Dublin-listed pharmaceutical services company Open Orphan's Poolbeg Pharma unit, which is focused on developing treatments for infectious diseases, said on Wednesday it was on track to raise £25 million (€29.4m) in its initial public offering (IPO) .
Open Orphan confirmed four weeks ago that it planned to spin out Poolbeg Pharma in an IPO and London Stock Exchange listing, with some of the proceeds earmarked to fund clinical trials for its most advanced pipeline therapy for severe influenza.
The drug, called POLB 001, is ready for Phase II clinical trials, and the IPO is seeking to take advantage of Covid-19 putting a fresh investor focus on the area of infectious diseases.
Poolbeg expects to have an initial market value of £50 million on its targeted flotation date next Monday. Existing Open Orphan shareholders, who will receive direct shares in the company, will be left holding 51 per cent of Poolbeg’s stock.
The Poolbeg assets stem from part of Open Orphan’s transformative £13 million acquisition of hVivo, a clinical trial business that can accelerate drug and vaccine development, specialising in human challenge studies, where patients are deliberately infected with a modified virus or bacterium to test the efficacy of a drug or vaccine.

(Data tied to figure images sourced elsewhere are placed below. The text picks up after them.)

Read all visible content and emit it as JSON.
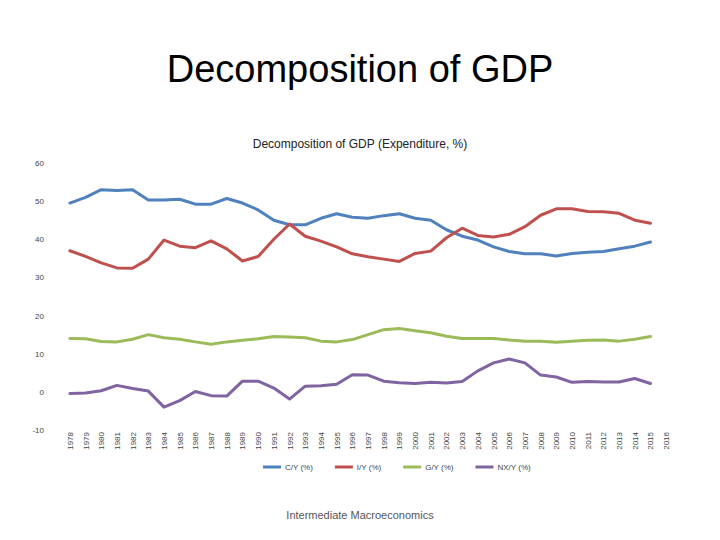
{
  "slide": {
    "title": "Decomposition of GDP",
    "footer": "Intermediate Macroeconomics"
  },
  "chart_data": {
    "type": "line",
    "title": "Decomposition of GDP (Expenditure, %)",
    "categories": [
      "1978",
      "1979",
      "1980",
      "1981",
      "1982",
      "1983",
      "1984",
      "1985",
      "1986",
      "1987",
      "1988",
      "1989",
      "1990",
      "1991",
      "1992",
      "1993",
      "1994",
      "1995",
      "1996",
      "1997",
      "1998",
      "1999",
      "2000",
      "2001",
      "2002",
      "2003",
      "2004",
      "2005",
      "2006",
      "2007",
      "2008",
      "2009",
      "2010",
      "2011",
      "2012",
      "2013",
      "2014",
      "2015",
      "2016"
    ],
    "series": [
      {
        "name": "C/Y (%)",
        "color": "#4f81bd",
        "values": [
          49.5,
          51,
          53,
          52.8,
          53,
          50.3,
          50.3,
          50.5,
          49.2,
          49.2,
          50.7,
          49.5,
          47.7,
          45,
          43.8,
          43.8,
          45.5,
          46.7,
          45.8,
          45.5,
          46.2,
          46.7,
          45.5,
          45,
          42.5,
          40.8,
          39.8,
          38,
          36.8,
          36.2,
          36.2,
          35.6,
          36.3,
          36.6,
          36.8,
          37.5,
          38.2,
          39.3,
          null
        ]
      },
      {
        "name": "I/Y (%)",
        "color": "#c0504d",
        "values": [
          37,
          35.5,
          33.8,
          32.5,
          32.4,
          34.8,
          39.8,
          38.2,
          37.8,
          39.6,
          37.5,
          34.3,
          35.5,
          40,
          44,
          40.8,
          39.5,
          38,
          36.2,
          35.4,
          34.8,
          34.2,
          36.3,
          36.9,
          40.4,
          42.9,
          41,
          40.6,
          41.3,
          43.3,
          46.3,
          48,
          48,
          47.3,
          47.2,
          46.8,
          45,
          44.2,
          null
        ]
      },
      {
        "name": "G/Y (%)",
        "color": "#9bbb59",
        "values": [
          14,
          13.9,
          13.2,
          13.1,
          13.8,
          15,
          14.2,
          13.8,
          13.1,
          12.5,
          13.1,
          13.5,
          13.9,
          14.5,
          14.4,
          14.2,
          13.3,
          13.1,
          13.7,
          15,
          16.3,
          16.6,
          16,
          15.5,
          14.6,
          14,
          14,
          14,
          13.6,
          13.3,
          13.3,
          13,
          13.3,
          13.5,
          13.6,
          13.3,
          13.8,
          14.5,
          null
        ]
      },
      {
        "name": "NX/Y (%)",
        "color": "#8064a2",
        "values": [
          -0.4,
          -0.3,
          0.3,
          1.7,
          0.9,
          0.2,
          -4,
          -2.3,
          0.1,
          -1,
          -1.1,
          2.8,
          2.8,
          1,
          -1.9,
          1.5,
          1.6,
          2,
          4.5,
          4.4,
          2.8,
          2.4,
          2.2,
          2.5,
          2.3,
          2.7,
          5.5,
          7.6,
          8.6,
          7.6,
          4.4,
          3.9,
          2.5,
          2.7,
          2.6,
          2.6,
          3.5,
          2.2,
          null
        ]
      }
    ],
    "ylim": [
      -10,
      60
    ],
    "yticks": [
      -10,
      0,
      10,
      20,
      30,
      40,
      50,
      60
    ],
    "grid": false,
    "legend": "bottom"
  }
}
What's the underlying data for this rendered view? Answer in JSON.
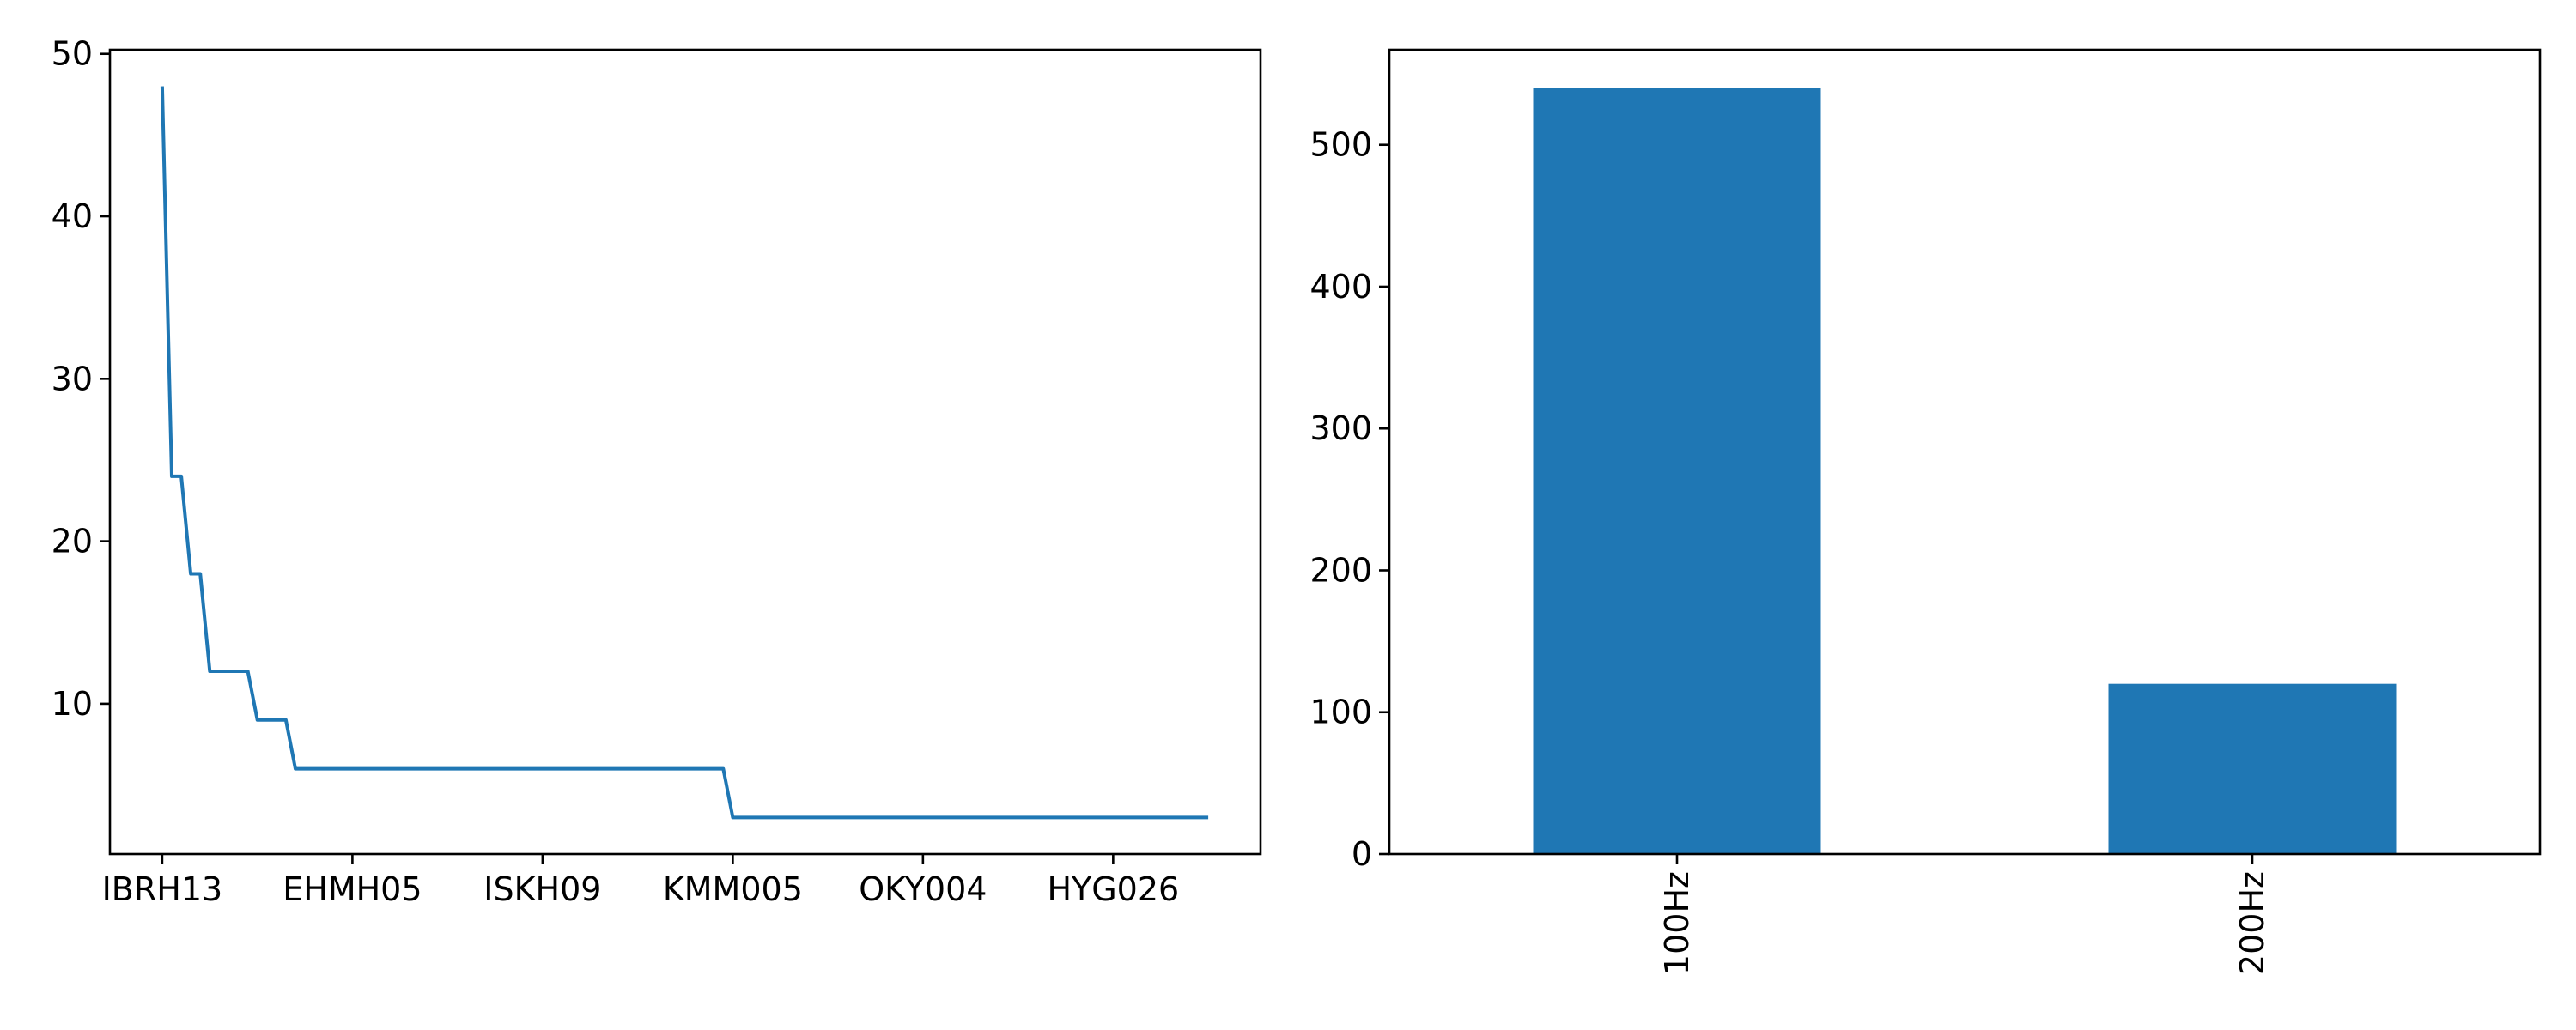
{
  "chart_data": [
    {
      "type": "line",
      "title": "",
      "xlabel": "",
      "ylabel": "",
      "categories": [
        "IBRH13",
        "EHMH05",
        "ISKH09",
        "KMM005",
        "OKY004",
        "HYG026"
      ],
      "x_tick_positions": [
        0,
        20,
        40,
        60,
        80,
        100
      ],
      "xlim": [
        -5.5,
        115.5
      ],
      "ylim": [
        0.75,
        50.25
      ],
      "yticks": [
        10,
        20,
        30,
        40,
        50
      ],
      "color": "#1f77b4",
      "series": [
        {
          "x": [
            0,
            1,
            2,
            3,
            4,
            5,
            6,
            9,
            10,
            11,
            13,
            14,
            59,
            60,
            110
          ],
          "y": [
            48,
            24,
            24,
            18,
            18,
            12,
            12,
            12,
            9,
            9,
            9,
            6,
            6,
            3,
            3
          ]
        }
      ]
    },
    {
      "type": "bar",
      "title": "",
      "xlabel": "",
      "ylabel": "",
      "categories": [
        "100Hz",
        "200Hz"
      ],
      "values": [
        540,
        120
      ],
      "ylim": [
        0,
        567
      ],
      "yticks": [
        0,
        100,
        200,
        300,
        400,
        500
      ],
      "color": "#1f77b4",
      "tick_label_rotation": "vertical"
    }
  ]
}
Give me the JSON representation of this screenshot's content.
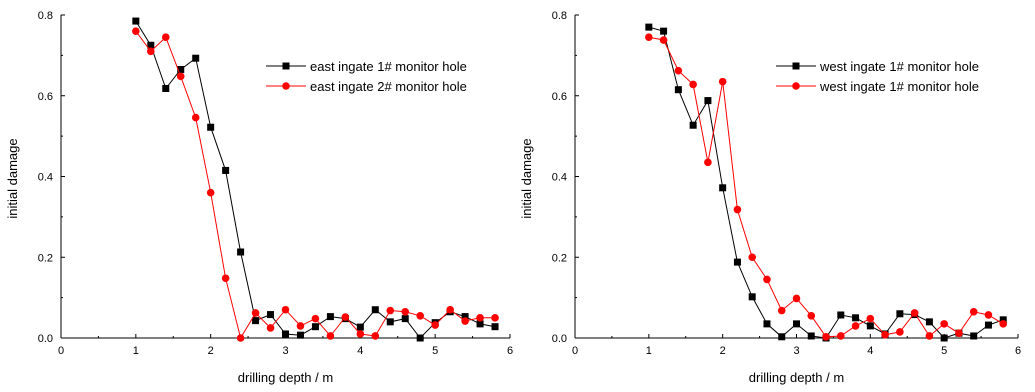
{
  "chart_data": [
    {
      "type": "line",
      "xlabel": "drilling depth / m",
      "ylabel": "initial damage",
      "xlim": [
        0,
        6
      ],
      "ylim": [
        0,
        0.8
      ],
      "xticks": [
        0,
        1,
        2,
        3,
        4,
        5,
        6
      ],
      "yticks": [
        0.0,
        0.2,
        0.4,
        0.6,
        0.8
      ],
      "grid": false,
      "legend_position": "top-right",
      "series": [
        {
          "name": "east ingate 1# monitor hole",
          "color": "#000000",
          "marker": "square",
          "x": [
            1.0,
            1.2,
            1.4,
            1.6,
            1.8,
            2.0,
            2.2,
            2.4,
            2.6,
            2.8,
            3.0,
            3.2,
            3.4,
            3.6,
            3.8,
            4.0,
            4.2,
            4.4,
            4.6,
            4.8,
            5.0,
            5.2,
            5.4,
            5.6,
            5.8
          ],
          "y": [
            0.785,
            0.725,
            0.618,
            0.665,
            0.693,
            0.522,
            0.415,
            0.213,
            0.043,
            0.058,
            0.01,
            0.007,
            0.028,
            0.053,
            0.048,
            0.027,
            0.07,
            0.04,
            0.048,
            0.0,
            0.038,
            0.065,
            0.053,
            0.035,
            0.028
          ]
        },
        {
          "name": "east ingate 2# monitor hole",
          "color": "#ff0000",
          "marker": "circle",
          "x": [
            1.0,
            1.2,
            1.4,
            1.6,
            1.8,
            2.0,
            2.2,
            2.4,
            2.6,
            2.8,
            3.0,
            3.2,
            3.4,
            3.6,
            3.8,
            4.0,
            4.2,
            4.4,
            4.6,
            4.8,
            5.0,
            5.2,
            5.4,
            5.6,
            5.8
          ],
          "y": [
            0.76,
            0.71,
            0.745,
            0.648,
            0.546,
            0.36,
            0.148,
            0.0,
            0.062,
            0.025,
            0.07,
            0.03,
            0.048,
            0.005,
            0.052,
            0.01,
            0.005,
            0.068,
            0.065,
            0.055,
            0.032,
            0.07,
            0.042,
            0.05,
            0.05
          ]
        }
      ]
    },
    {
      "type": "line",
      "xlabel": "drilling depth / m",
      "ylabel": "initial damage",
      "xlim": [
        0,
        6
      ],
      "ylim": [
        0,
        0.8
      ],
      "xticks": [
        0,
        1,
        2,
        3,
        4,
        5,
        6
      ],
      "yticks": [
        0.0,
        0.2,
        0.4,
        0.6,
        0.8
      ],
      "grid": false,
      "legend_position": "top-right",
      "series": [
        {
          "name": "west ingate 1# monitor hole",
          "color": "#000000",
          "marker": "square",
          "x": [
            1.0,
            1.2,
            1.4,
            1.6,
            1.8,
            2.0,
            2.2,
            2.4,
            2.6,
            2.8,
            3.0,
            3.2,
            3.4,
            3.6,
            3.8,
            4.0,
            4.2,
            4.4,
            4.6,
            4.8,
            5.0,
            5.2,
            5.4,
            5.6,
            5.8
          ],
          "y": [
            0.77,
            0.76,
            0.615,
            0.527,
            0.588,
            0.372,
            0.188,
            0.102,
            0.035,
            0.003,
            0.035,
            0.005,
            0.0,
            0.057,
            0.05,
            0.03,
            0.01,
            0.06,
            0.058,
            0.04,
            0.0,
            0.012,
            0.005,
            0.032,
            0.045
          ]
        },
        {
          "name": "west ingate 1# monitor hole",
          "color": "#ff0000",
          "marker": "circle",
          "x": [
            1.0,
            1.2,
            1.4,
            1.6,
            1.8,
            2.0,
            2.2,
            2.4,
            2.6,
            2.8,
            3.0,
            3.2,
            3.4,
            3.6,
            3.8,
            4.0,
            4.2,
            4.4,
            4.6,
            4.8,
            5.0,
            5.2,
            5.4,
            5.6,
            5.8
          ],
          "y": [
            0.745,
            0.738,
            0.662,
            0.628,
            0.435,
            0.635,
            0.318,
            0.2,
            0.145,
            0.068,
            0.098,
            0.055,
            0.003,
            0.005,
            0.03,
            0.048,
            0.008,
            0.015,
            0.062,
            0.005,
            0.035,
            0.012,
            0.065,
            0.057,
            0.035
          ]
        }
      ]
    }
  ]
}
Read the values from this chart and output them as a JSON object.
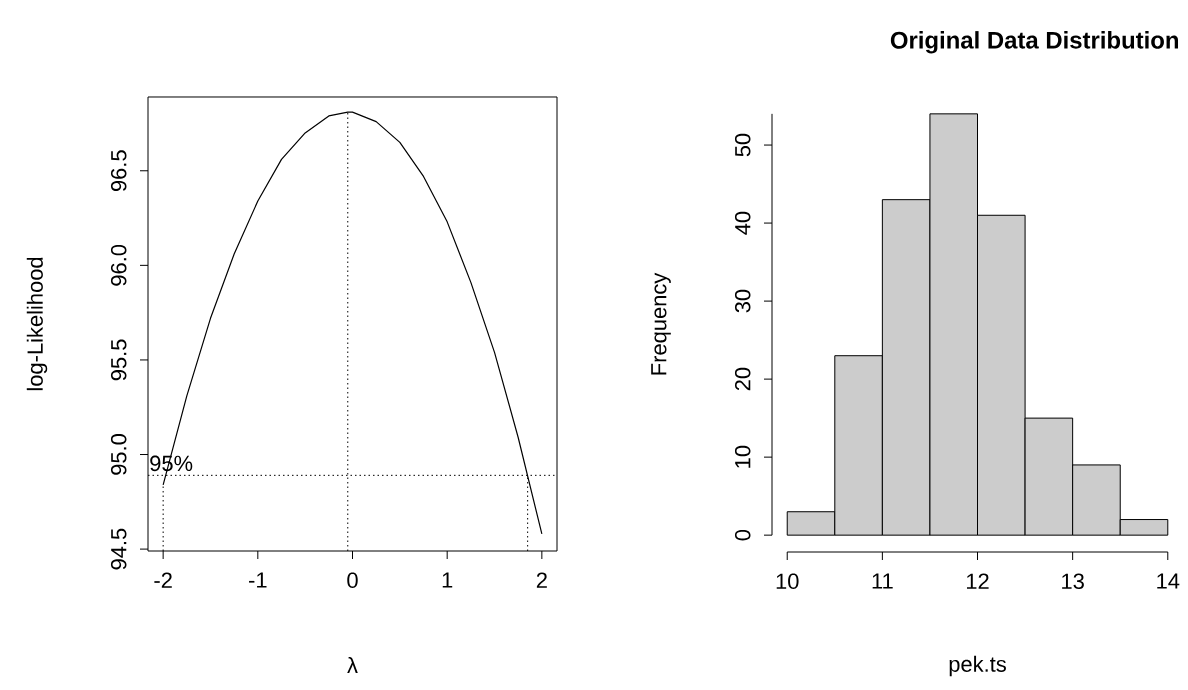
{
  "chart_data": [
    {
      "type": "line",
      "xlabel": "λ",
      "ylabel": "log-Likelihood",
      "color": "#000000",
      "x": [
        -2,
        -1.75,
        -1.5,
        -1.25,
        -1,
        -0.75,
        -0.5,
        -0.25,
        -0.05,
        0,
        0.25,
        0.5,
        0.75,
        1,
        1.25,
        1.5,
        1.75,
        2
      ],
      "values": [
        94.84,
        95.31,
        95.72,
        96.06,
        96.34,
        96.56,
        96.7,
        96.79,
        96.81,
        96.81,
        96.76,
        96.65,
        96.47,
        96.23,
        95.91,
        95.54,
        95.09,
        94.58
      ],
      "xlim": [
        -2.16,
        2.16
      ],
      "ylim": [
        94.49,
        96.89
      ],
      "xticks": [
        -2,
        -1,
        0,
        1,
        2
      ],
      "yticks": [
        94.5,
        {
          "value": 95,
          "label": "95.0"
        },
        95.5,
        {
          "value": 96,
          "label": "96.0"
        },
        96.5
      ],
      "ref_lines": [
        {
          "axis": "x",
          "value": -0.05,
          "line_style": "dotted"
        },
        {
          "axis": "y",
          "value": 94.89,
          "label": "95%",
          "line_style": "dotted"
        },
        {
          "axis": "x",
          "value": -2.0,
          "line_style": "dotted"
        },
        {
          "axis": "x",
          "value": 1.85,
          "line_style": "dotted"
        }
      ]
    },
    {
      "type": "histogram",
      "title": "Original Data Distribution",
      "xlabel": "pek.ts",
      "ylabel": "Frequency",
      "color": "#cccccc",
      "bins": [
        10,
        10.5,
        11,
        11.5,
        12,
        12.5,
        13,
        13.5,
        14
      ],
      "values": [
        3,
        23,
        43,
        54,
        41,
        15,
        9,
        2
      ],
      "xlim": [
        10,
        14
      ],
      "ylim": [
        0,
        54
      ],
      "xticks": [
        10,
        11,
        12,
        13,
        14
      ],
      "yticks": [
        0,
        10,
        20,
        30,
        40,
        50
      ]
    }
  ]
}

Open Orphan, led by chief executive Cathal Friel, has previously said it believes that the assets in Poolbeg are best developed separately from the group's core services businesses to maximise shareholder value. The infectious disease market, which Poolbeg will target, is expected to be worth more than $250 billion (€212bn) by 2025.
Conveyor belt
Jeremy Skillington, installed in recent months as chief executive of Poolbeg, said in a recent interview that that the company's plan was to develop a "a conveyor belt of therapies", and that the proceeds from the IPO could bring up to six assets to the saleable stage.
Dr Skillington was vice-president of business development at Irish biotech company Inflazome before its €380 million sale late last year to Swiss pharma giant Roche.
The filing on Wednesday showed that Schroder Investment Management has been lined up to buy 22.5 million shares in the IPO, which will give it a 4.5 per cent stake.
Mr Friel, Poolbeg’s chairman, will be the main shareholder, albeit with his initial 12.6 per cent stake set to be watered down to 7.3 per cent by the share sale even as he increases his number of shares from 31.4 million to 36.4 million.